To evaluate the ability to visualize and document posterior segment pathology through the Boston keratoprosthesis (KPro) using the Optos P200Tx ultra-widefield (UWF) scanning laser ophthalmoscope.

Methods:

A retrospective chart review was conducted of patients who underwent Boston Type I keratoprosthesis implantation and who subsequently were imaged with an UWF system. Ultra-widefield images were reviewed to evaluate for vitreoretinal pathology and were compared with the clinical examination.

Results:

In this series of 10 patients (10 eyes), 100% of vitreoretinal pathology found on clinical examination was detectable using the Optos system. In 4 cases (40%), UWF imaging provided superior detection of pathology compared with the clinical examination by imaging through retroprosthetic membranes (3 cases) and by detection of a retinal detachment (one case). In 1 case (10%), B-scan ultrasonography was needed to characterize vitreoretinal pathology that could not be definitively distinguished on UWF imaging and was difficult to detect on clinical examination.
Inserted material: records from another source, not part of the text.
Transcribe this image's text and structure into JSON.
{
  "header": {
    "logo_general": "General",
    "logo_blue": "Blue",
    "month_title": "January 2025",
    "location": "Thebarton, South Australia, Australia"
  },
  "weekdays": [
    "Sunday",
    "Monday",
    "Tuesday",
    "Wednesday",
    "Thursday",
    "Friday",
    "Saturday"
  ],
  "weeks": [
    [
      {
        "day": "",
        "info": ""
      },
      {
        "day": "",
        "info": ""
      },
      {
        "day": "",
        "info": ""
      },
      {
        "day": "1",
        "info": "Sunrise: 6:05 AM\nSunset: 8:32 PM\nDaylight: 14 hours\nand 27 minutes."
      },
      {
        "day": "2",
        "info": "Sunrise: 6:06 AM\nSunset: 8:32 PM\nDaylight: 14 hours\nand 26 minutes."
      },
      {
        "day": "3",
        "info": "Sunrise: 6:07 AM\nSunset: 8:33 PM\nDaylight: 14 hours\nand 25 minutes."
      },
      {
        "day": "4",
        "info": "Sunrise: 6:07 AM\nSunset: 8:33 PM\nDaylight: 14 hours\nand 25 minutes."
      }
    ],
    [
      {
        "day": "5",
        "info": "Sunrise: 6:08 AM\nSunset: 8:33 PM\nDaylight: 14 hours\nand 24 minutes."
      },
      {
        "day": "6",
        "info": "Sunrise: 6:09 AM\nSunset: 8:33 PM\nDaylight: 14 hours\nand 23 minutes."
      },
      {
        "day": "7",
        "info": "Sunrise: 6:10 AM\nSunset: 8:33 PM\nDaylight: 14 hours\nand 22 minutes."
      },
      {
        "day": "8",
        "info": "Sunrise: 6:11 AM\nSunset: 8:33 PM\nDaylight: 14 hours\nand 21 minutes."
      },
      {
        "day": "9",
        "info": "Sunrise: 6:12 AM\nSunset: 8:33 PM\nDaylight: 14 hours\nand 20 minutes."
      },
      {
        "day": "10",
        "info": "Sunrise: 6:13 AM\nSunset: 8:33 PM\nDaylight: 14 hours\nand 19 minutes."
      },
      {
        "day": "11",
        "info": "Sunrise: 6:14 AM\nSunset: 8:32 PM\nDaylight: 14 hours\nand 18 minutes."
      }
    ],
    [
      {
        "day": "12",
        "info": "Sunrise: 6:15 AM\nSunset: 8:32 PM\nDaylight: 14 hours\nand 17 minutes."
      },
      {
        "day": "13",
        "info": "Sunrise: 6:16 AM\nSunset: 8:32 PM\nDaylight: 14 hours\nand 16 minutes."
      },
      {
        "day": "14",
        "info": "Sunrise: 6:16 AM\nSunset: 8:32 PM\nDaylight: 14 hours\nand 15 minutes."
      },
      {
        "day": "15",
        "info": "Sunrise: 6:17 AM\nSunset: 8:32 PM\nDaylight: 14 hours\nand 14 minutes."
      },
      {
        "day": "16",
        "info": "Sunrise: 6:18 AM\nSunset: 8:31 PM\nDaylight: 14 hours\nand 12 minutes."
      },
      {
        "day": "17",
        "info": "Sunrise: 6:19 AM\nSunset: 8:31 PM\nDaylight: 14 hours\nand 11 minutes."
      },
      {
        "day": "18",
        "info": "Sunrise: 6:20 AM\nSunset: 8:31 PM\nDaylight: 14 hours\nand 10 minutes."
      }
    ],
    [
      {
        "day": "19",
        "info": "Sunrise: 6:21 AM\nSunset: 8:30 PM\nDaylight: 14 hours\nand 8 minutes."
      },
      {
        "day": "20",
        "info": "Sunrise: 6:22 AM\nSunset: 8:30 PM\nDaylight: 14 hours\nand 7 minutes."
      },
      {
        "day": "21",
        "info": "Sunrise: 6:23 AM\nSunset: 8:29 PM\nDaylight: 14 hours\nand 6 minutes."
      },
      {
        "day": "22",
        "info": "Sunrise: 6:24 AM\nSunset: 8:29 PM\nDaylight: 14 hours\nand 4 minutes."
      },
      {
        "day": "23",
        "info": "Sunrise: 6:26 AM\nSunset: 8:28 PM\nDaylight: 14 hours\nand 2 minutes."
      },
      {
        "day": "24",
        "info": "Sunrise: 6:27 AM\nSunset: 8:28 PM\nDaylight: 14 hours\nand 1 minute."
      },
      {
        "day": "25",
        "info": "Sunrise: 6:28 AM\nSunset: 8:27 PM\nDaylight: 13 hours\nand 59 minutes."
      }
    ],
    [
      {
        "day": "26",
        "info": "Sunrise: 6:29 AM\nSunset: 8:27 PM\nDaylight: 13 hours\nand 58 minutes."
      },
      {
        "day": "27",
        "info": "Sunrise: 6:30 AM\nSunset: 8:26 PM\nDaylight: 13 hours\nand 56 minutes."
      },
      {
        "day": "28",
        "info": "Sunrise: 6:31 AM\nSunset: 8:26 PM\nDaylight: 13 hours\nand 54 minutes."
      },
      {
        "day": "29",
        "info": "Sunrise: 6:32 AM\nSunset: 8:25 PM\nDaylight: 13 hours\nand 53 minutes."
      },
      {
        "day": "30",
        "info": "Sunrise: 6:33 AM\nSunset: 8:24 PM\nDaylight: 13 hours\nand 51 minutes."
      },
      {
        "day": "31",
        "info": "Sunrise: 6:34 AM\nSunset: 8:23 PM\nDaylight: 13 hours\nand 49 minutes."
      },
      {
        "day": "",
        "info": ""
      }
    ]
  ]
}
Ultra-widefield imaging detected the following vitreoretinal pathologies in KPro eyes: retinal hemorrhage, epiretinal membrane, retinal detachment, proliferative diabetic retinopathy, and choroidal folds.

Conclusion:

Ultra-widefield imaging provides a high-resolution view of the posterior pole and periphery despite the limitations of imaging through the narrow optic of Boston Type I keratoprosthesis, and it may improve visualization through retroprosthetic membranes. Detection and documentation of vitreoretinal complications in the setting of a permanent keratoprosthesis may be enhanced using UWF imaging.